GitHub Reports Record DMCA Takedowns and Surging Anti-Circumvention Claims in 2025
Key Takeaways
- ▸GitHub received 645 anti-circumvention DMCA claims in 2025, up 41% from 2024 and more than tenfold increase since 2020, indicating growing rightholder pressure on open-source projects
- ▸Total DMCA takedown notices processed reached 2,661 in 2025, affecting 47,228 repositories with a 51.6% surge in targeted repos, concentrated in specific months (August and November) suggesting bulk complaints rather than industry-wide enforcement
- ▸GitHub maintains developer-protective policies including careful legal review of circumvention claims and a million-dollar Developer Defense Fund, while celebrating Supreme Court's Cox v. Sony ruling that limits secondary liability for platforms
Summary
GitHub's latest transparency report reveals a dramatic surge in DMCA takedown activity, with the platform processing 2,661 takedown notices affecting 47,228 repositories in 2025—a 51.6% increase in affected repositories compared to 2024. Most significantly, anti-circumvention claims skyrocketed 41% year-over-year to 645 claims, continuing an upward trend that has grown more than tenfold since 2020 when the RIAA's controversial youtube-dl complaint marked one of the earliest high-profile cases.

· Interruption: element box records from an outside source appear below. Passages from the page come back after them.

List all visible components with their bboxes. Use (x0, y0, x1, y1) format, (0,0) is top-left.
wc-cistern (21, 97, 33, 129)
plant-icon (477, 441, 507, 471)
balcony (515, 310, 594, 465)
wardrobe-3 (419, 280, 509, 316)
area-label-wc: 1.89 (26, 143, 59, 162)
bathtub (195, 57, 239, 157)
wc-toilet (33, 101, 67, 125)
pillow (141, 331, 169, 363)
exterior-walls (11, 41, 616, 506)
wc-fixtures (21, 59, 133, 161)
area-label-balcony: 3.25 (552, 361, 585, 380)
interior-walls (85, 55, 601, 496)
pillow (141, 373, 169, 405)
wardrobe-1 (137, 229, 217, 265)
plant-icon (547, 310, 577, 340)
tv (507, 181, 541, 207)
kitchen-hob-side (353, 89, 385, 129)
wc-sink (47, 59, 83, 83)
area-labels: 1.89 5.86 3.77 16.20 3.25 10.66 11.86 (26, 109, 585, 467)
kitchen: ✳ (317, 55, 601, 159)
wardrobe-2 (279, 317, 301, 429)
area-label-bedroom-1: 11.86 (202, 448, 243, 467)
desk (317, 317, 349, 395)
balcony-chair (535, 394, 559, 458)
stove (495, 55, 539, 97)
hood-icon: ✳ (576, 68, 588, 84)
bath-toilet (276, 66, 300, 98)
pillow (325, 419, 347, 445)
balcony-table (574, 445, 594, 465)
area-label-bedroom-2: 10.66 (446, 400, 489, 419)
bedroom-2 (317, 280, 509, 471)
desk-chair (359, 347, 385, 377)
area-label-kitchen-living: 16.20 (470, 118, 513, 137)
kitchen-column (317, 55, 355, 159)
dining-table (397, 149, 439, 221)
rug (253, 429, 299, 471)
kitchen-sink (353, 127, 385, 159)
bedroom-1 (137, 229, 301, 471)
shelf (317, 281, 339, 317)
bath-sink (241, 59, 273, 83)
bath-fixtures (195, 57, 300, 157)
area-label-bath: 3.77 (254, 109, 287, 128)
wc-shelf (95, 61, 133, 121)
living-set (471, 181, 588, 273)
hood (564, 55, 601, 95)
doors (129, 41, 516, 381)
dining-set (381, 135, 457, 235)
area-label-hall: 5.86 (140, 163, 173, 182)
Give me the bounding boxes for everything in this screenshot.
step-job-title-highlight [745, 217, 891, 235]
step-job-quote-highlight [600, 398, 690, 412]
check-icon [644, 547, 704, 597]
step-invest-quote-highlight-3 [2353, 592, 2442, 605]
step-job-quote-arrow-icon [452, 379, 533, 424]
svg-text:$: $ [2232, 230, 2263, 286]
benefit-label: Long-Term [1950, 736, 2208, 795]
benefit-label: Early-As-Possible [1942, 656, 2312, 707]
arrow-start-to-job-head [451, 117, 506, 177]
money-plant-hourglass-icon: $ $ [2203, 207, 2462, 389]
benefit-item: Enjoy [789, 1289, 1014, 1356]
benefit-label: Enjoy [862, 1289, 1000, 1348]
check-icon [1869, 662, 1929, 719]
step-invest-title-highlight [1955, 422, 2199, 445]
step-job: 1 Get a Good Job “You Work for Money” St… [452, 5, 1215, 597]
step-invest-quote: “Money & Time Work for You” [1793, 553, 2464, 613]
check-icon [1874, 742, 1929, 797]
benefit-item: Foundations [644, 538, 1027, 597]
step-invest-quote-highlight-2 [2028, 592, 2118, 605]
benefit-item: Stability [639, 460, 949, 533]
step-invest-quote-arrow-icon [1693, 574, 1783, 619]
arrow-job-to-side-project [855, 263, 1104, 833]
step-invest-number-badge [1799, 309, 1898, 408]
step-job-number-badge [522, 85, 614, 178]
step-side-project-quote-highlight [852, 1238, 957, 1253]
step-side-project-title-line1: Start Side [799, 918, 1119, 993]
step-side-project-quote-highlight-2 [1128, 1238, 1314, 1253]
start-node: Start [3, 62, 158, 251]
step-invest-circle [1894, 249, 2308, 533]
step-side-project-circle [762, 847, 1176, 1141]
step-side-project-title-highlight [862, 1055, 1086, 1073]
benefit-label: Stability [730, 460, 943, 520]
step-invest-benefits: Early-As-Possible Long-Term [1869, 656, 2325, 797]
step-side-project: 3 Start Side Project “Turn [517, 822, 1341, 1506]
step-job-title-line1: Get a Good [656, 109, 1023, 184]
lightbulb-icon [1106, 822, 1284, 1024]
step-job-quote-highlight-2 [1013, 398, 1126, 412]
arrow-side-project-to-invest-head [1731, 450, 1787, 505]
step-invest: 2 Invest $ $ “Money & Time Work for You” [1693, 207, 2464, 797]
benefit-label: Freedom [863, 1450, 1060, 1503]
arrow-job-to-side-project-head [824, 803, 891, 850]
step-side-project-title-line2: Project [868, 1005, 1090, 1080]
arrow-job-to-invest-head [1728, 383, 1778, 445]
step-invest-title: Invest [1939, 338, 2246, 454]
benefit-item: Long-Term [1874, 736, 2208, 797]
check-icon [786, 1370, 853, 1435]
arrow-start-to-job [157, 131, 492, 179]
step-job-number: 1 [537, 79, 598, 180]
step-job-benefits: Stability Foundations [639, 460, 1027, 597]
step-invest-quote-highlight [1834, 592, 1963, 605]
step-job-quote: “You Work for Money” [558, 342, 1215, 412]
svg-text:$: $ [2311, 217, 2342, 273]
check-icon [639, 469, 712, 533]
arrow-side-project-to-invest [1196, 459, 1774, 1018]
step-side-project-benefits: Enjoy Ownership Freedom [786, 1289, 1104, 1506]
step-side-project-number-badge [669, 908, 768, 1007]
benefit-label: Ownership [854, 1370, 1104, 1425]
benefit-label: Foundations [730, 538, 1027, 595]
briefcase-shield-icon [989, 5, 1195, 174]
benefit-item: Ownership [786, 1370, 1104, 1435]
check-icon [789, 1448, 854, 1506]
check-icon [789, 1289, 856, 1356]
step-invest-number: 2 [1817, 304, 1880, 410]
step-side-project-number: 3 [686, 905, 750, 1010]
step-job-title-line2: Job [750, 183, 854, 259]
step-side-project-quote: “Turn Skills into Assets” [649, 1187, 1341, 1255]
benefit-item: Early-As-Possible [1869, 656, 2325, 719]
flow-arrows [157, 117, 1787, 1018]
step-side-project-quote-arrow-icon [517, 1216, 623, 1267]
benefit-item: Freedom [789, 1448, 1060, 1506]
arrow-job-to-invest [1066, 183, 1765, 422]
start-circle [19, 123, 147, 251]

The spike in circumvention claims appears partly driven by GitHub's 2022 update to its DMCA submission form, which explicitly added questions about anti-circumvention issues, encouraging more rightsholders to file such notices. GitHub emphasizes its careful review process for these complex claims, noting that it errs on the side of developers when validity cannot be determined, and maintains a million-dollar Developer Defense Fund for those facing takedown requests.
The report also highlights GitHub's response to the recent Supreme Court ruling in Cox v. Sony, which significantly limited secondary liability theories against platforms. GitHub characterized the decision as a landmark victory for the open internet, reinforcing that service providers cannot be automatically held liable for user infringement without evidence of intent to encourage or materially contribute to violations.
Editorial Opinion
GitHub's report underscores a critical tension in the open-source ecosystem between intellectual property enforcement and developer innovation. While the 41% spike in anti-circumvention claims reflects legitimate copyright concerns, the concentrated timing and bulk nature of takedowns raise questions about whether these notices target genuinely infringing tools or broadly suppress projects that merely enable technical flexibility. GitHub's principled stance to err on the developer side and the Cox v. Sony ruling provide important guardrails, but the trending trajectory suggests this will remain a contentious battleground.